十八歳の時に好きだった男に騙された。仕事で失敗した、結婚するために金が必要だと言われて金を求められ、商売をしていた家の金に手をつけた。それはすぐに見つかって、額が大きかったので親に勘当された。男を頼ったら今度はその男に売り飛ばされた。


 絵に描いたような安い手に引っかかった。世間知らずだったし愚かだった。


 そこからは殺されたくない一心で良心を投げ捨てて生きた。詐欺の片棒を担いで毒蛇のネミルと呼ばれていたのはその頃だ。


 しなくていい苦労ならしないほうがいいとネールは思っている。
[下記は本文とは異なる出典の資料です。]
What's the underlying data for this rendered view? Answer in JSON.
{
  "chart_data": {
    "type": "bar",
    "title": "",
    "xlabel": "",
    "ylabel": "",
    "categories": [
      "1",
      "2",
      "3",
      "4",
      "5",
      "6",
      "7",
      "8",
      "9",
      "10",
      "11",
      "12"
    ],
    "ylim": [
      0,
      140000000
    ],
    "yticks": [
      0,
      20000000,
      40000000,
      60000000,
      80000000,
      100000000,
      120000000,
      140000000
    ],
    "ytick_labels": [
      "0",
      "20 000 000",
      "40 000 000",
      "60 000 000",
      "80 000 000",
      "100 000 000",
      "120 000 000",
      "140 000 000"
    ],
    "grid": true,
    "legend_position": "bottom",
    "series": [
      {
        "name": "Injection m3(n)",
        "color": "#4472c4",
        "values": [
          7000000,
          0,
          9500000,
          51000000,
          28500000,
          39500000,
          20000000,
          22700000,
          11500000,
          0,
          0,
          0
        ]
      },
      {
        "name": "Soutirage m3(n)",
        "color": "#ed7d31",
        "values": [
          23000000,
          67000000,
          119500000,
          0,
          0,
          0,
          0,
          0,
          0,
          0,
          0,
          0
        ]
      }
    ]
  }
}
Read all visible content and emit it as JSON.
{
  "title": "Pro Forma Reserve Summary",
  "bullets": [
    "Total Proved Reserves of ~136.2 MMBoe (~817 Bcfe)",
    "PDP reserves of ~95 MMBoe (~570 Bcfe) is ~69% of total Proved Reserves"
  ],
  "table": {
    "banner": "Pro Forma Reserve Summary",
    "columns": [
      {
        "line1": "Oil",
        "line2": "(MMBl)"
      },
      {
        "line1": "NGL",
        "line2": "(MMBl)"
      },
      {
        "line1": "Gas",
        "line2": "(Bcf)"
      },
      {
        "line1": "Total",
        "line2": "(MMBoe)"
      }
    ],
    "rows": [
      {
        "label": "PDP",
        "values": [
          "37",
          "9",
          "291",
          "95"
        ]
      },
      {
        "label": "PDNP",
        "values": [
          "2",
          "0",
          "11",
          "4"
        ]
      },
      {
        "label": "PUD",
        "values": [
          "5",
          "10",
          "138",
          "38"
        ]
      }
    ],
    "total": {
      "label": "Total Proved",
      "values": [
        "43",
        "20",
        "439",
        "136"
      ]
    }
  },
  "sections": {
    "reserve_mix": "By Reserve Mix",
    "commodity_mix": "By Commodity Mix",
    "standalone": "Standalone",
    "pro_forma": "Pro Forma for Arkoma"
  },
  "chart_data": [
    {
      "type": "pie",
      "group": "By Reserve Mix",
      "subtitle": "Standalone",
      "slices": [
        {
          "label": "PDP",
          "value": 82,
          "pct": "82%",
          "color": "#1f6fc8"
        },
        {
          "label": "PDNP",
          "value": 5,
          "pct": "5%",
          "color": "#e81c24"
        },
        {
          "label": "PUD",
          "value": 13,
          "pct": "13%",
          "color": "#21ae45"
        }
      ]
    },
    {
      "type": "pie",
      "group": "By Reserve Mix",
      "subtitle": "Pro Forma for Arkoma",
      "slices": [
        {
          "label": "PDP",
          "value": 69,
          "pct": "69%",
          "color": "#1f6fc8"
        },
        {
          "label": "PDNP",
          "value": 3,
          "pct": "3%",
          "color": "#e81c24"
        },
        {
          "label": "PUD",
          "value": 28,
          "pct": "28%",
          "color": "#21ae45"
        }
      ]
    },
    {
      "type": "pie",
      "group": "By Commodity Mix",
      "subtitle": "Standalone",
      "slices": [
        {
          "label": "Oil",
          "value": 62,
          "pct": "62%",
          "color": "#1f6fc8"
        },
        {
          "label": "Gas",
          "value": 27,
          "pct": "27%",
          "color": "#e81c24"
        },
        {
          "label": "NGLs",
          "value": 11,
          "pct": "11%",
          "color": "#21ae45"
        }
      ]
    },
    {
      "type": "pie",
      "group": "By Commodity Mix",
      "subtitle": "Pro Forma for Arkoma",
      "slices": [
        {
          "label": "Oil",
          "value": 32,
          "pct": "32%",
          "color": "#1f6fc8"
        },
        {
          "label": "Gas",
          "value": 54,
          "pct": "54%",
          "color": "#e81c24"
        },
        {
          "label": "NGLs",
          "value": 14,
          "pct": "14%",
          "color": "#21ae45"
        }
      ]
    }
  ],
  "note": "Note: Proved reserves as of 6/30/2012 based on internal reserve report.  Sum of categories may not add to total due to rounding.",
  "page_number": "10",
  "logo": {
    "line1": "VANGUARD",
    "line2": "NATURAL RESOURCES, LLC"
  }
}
『苦労が人生の肥やしになった』と笑って言う人の後ろには、泥沼から這い上がれないまま泥にまみれて息絶えた死体がたくさんあることを忘れてはいけないのだ。


 そして、泥沼から這い上がっても、日の当たる場所までたどり着ける人はそれほど多くはない。自分はとても運が良かった。泥沼から引き上げてくれて肩を貸してくれて一緒に歩いてくれた人がいた。


 ふと、コズモの言葉を思い出す。「野原に行った」と言っていた。前に話をした時は「馬で海に行っている」と言ってなかったか。


「封印する前は海で封印したら野原、か。では海まで行ってみるか」


 マチアスに相談するべきかどうか迷う。マチアスは愛娘が訳ありの男と何かあると知ったらどう出るだろうか。まだ付き合いが浅いから判断がつきかねた。頭にきて問い詰めたり外出を禁じたりされるとまずい。


「妨害されればされるほど燃え上がるのはお約束だからね。でも、せめてどんな訳ありなのかだけでも確かめようか。ルイーズ様には万が一にも泥沼に落ちてほしくない。それだけさ」


 やがて料理は出来上がり、ラカン家三人とコズモが揃う。


 ジュウジュウと音を立てる溶けたチーズの香ばしい匂いがする部屋で、皆がハフハフ言いながら牡蠣とキノコのグラタンを頬張っている。大ぶりの牡蠣をパクリと食べて「アツッ!」「美味しい!」「牡蠣うまい」と賑やかだ。


 笑顔で彼らを眺めながらネールは考え事をしていた。